Printemps 2016, la Galerie La Source, à Fontaine-lès-Dijon, recevait le peintre Philippe Guerry. Une exposition qui s’intitulait « Longues nuits ».
En marchant dans les salles de la Source, le regard fasciné par les toiles de Philippe Guerry, j’avais le seul mot « noyé » qui ne cessait de passer et repasser dans ma tête. Ces femmes de la nuit -et quelques hommes- peints par l’artiste me semblaient « noyés ».
Pourquoi ce mot? – Premièrement, à cause de la manière de peindre. Le geste pictural est sinueux, mouvant. Le pinceau trace des petites méandres. Et, du coup, les formes colorées ondulent, comme si elles étaient immergées. Les femmes de Philippe Guerry se diluent dans l’eau…Ou s’y enfoncent?
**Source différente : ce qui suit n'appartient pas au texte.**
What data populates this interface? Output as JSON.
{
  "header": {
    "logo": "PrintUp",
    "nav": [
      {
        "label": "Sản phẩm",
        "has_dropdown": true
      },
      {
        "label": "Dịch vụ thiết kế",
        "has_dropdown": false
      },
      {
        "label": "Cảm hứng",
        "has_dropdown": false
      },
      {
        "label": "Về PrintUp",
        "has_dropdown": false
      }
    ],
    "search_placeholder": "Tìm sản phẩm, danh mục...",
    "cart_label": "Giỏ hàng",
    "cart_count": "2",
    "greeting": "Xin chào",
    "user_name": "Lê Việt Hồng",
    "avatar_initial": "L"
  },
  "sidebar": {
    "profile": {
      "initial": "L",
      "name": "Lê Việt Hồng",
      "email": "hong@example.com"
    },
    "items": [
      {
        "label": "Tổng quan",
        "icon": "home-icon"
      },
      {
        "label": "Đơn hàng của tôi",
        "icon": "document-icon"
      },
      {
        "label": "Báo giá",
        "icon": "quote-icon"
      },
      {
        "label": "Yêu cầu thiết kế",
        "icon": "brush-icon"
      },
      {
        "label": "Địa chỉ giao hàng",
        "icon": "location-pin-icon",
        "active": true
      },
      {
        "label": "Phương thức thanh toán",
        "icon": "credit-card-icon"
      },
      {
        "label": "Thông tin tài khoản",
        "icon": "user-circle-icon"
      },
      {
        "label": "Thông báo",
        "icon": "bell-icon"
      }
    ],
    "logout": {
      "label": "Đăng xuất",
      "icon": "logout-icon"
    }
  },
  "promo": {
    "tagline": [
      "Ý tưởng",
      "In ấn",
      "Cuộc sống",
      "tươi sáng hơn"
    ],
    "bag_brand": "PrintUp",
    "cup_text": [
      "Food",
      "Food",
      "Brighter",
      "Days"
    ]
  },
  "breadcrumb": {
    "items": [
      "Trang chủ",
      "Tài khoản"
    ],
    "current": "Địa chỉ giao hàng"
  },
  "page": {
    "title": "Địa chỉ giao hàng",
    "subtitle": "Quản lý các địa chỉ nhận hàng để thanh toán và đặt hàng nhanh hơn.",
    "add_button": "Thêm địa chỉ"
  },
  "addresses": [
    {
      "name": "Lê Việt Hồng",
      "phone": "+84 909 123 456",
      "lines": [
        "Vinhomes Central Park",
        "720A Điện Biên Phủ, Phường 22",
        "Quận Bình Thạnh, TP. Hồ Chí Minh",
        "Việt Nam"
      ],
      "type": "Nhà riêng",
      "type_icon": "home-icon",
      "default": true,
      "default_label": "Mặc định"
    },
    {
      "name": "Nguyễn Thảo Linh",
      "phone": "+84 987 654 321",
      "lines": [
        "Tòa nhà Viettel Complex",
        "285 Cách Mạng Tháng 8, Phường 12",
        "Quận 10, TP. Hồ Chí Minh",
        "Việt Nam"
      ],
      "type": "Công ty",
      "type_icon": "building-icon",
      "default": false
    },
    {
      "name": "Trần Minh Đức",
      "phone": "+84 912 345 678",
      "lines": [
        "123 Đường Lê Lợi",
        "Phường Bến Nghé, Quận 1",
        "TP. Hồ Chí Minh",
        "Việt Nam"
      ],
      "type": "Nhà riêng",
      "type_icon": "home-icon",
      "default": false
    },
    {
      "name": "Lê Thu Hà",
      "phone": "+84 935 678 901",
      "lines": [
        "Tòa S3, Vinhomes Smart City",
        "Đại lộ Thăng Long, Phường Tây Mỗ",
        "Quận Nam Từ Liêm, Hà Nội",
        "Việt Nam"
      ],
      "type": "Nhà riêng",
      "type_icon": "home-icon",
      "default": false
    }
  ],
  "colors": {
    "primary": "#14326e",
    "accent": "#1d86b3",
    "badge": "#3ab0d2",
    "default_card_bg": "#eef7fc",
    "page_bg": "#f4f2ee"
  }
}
Une dominante bleue contribue aussi à évoquer l’eau… En arrière plan, souvent, un miroir, un aquarium, des fumées de cigarette, des vapeurs d’alcool… Tout pour perdre pied… – Deuxièmement, en raison de ce que semblent dire ces portraits. Des êtres en attente. Solitaires. Oisifs. Muets. Désabusés. On n’est pas loin de penser qu’ils sont perdus (noyés). Ces femmes, ruinées par la vieillesse, à quel espoir se raccrochent-elles de séduire encore, de paraître sexy, de plaire par leur corps? Y croient-elles donc encore? Et ces hommes qui traînent dans les bars de nuit, vautrés, à la recherche de quoi? Amour? Amitié? Jeunesse perdue?
N’en déplaise à ceux qui n’aiment que la peinture guillerette, celle de Philippe Guerry montre « un univers désolé, tourmenté, plein de désillusion » comme le disait en filigrane Claude Martel qui présentait le peintre au vernissage. La tragédie de l’humanité est bien là. Le temps qui passe inexorablement, détruisant tout sur son passage et rompant les liens.
Cependant, quelque chose nous fait très plaisir! C’est l’énergie avec laquelle cet artiste peint, use et abuse de la couleur, croit en son art, construit puissamment un univers, exprime avec force des sentiments universels, traduit avec sensibilité et lucidité le ressenti de ces personnages rencontrés, bref traduit leur âme… Ouf! !!! (Claude Martel parlait d’ailleurs aussi de « vie intense », de « générosité et tendresse » à propos de Ph. Guerry)
L’artiste, obsédé par la guerre de 14, consacre une petite salle à ce sujet douloureux. Mais l’essentiel de l’exposition ne repose pas sur ce thème-là. A voir quand même. Force et expression.